O governo tem reconhecido a importância deste problema e tem-se manifestado sobre o tema. E é crucial que continuemos a abordá-lo de forma proativa. Mas precisamos de mais. De muito mais. Devemos procurar a mitigação desse desespero através do reforço da política de saúde mental, da implementação de uma governação que priorize a saúde mental e da promoção de uma cultura que não estigmatize aqueles que buscam ajuda e detecção precoce.
De um ponto de vista prático, e de forma muito concreta: temos de redesenhar uma rede de detecção precoce e de tratamento atempado. Precisamos igualmente de promover uma forte literacia na comunidade, junto dos públicos-alvo mais relevantes, de procura de sintomas chaves e de defesa de promoção de solidariedade. Mais uma vez os termos literacia, tolerância e ação como palavras chave.

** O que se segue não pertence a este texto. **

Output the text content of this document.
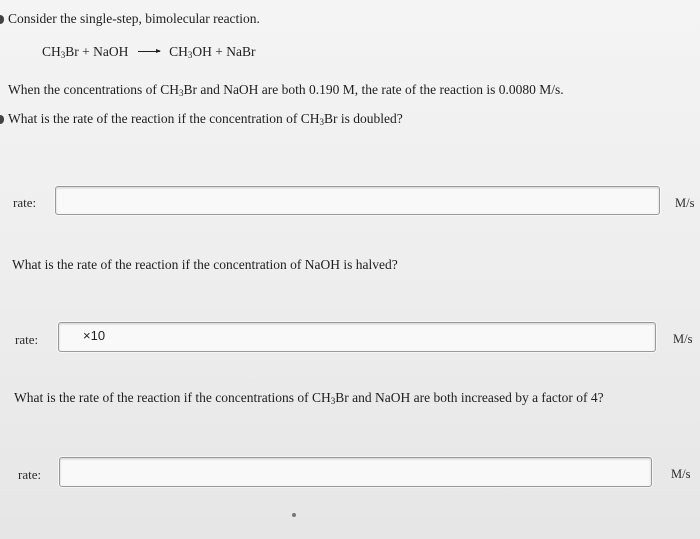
Consider the single-step, bimolecular reaction.
$CH_3Br$ + NaOH → $CH_3OH$ + NaBr
When the concentrations of $CH_3Br$ and NaOH are both 0.190 M, the rate of the reaction is 0.0080 M/s.
What is the rate of the reaction if the concentration of $CH_3Br$ is doubled?
rate:	M/s
What is the rate of the reaction if the concentration of NaOH is halved?
rate:	×10	M/s
What is the rate of the reaction if the concentrations of $CH_3Br$ and NaOH are both increased by a factor of 4?
rate:	M/s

No longo prazo, porém, é preciso não esquecer que por mais recursos que tenhamos para mitigar os sintomas, é urgente que também nos concentremos nas causas subjacentes desse desespero. Os sinais de nossa sociedade desequilibrada já eram visíveis antes da pandemia. Se não mudarmos o paradigma, andaremos sempre a correr atrás do prejuízo, andaremos sempre a falar de mais psicólogos, mais apoio, mais recursos, mais linhas telefónicas… Podemos, e temos, de fazer isso tudo, mas para um futuro mais saudável, precisamos:
– De um ambiente propício ao crescimento pessoal, onde as oportunidades de ascensão na vida se baseiem sobretudo no trabalho árduo e na meritocracia.
– Da liberdade para arriscar e inovar, sem medo de retaliação ou fracasso.
– De uma cultura que promova a cooperação e solidariedade, em vez de ressentimento e rivalidade.
– De um discurso que valorize a criação de riqueza como algo positivo e benéfico para a sociedade.
– De igualdade de oportunidades genuína, para que todos tenham uma oportunidade de prosperar.
– De um Estado Social forte e serviços públicos eficazes, especialmente para aqueles que mais necessitam.
– De escolas que sejam espaços de felicidade, capacitação e visão de futuro para nossos jovens.
– Da capacidade de encarar a velhice com dignidade e respeito.
Precisamos de crescimento económico. Precisamos de cumprir a democracia e de um sistema de saúde e cultura que valorize e cuide da saúde mental.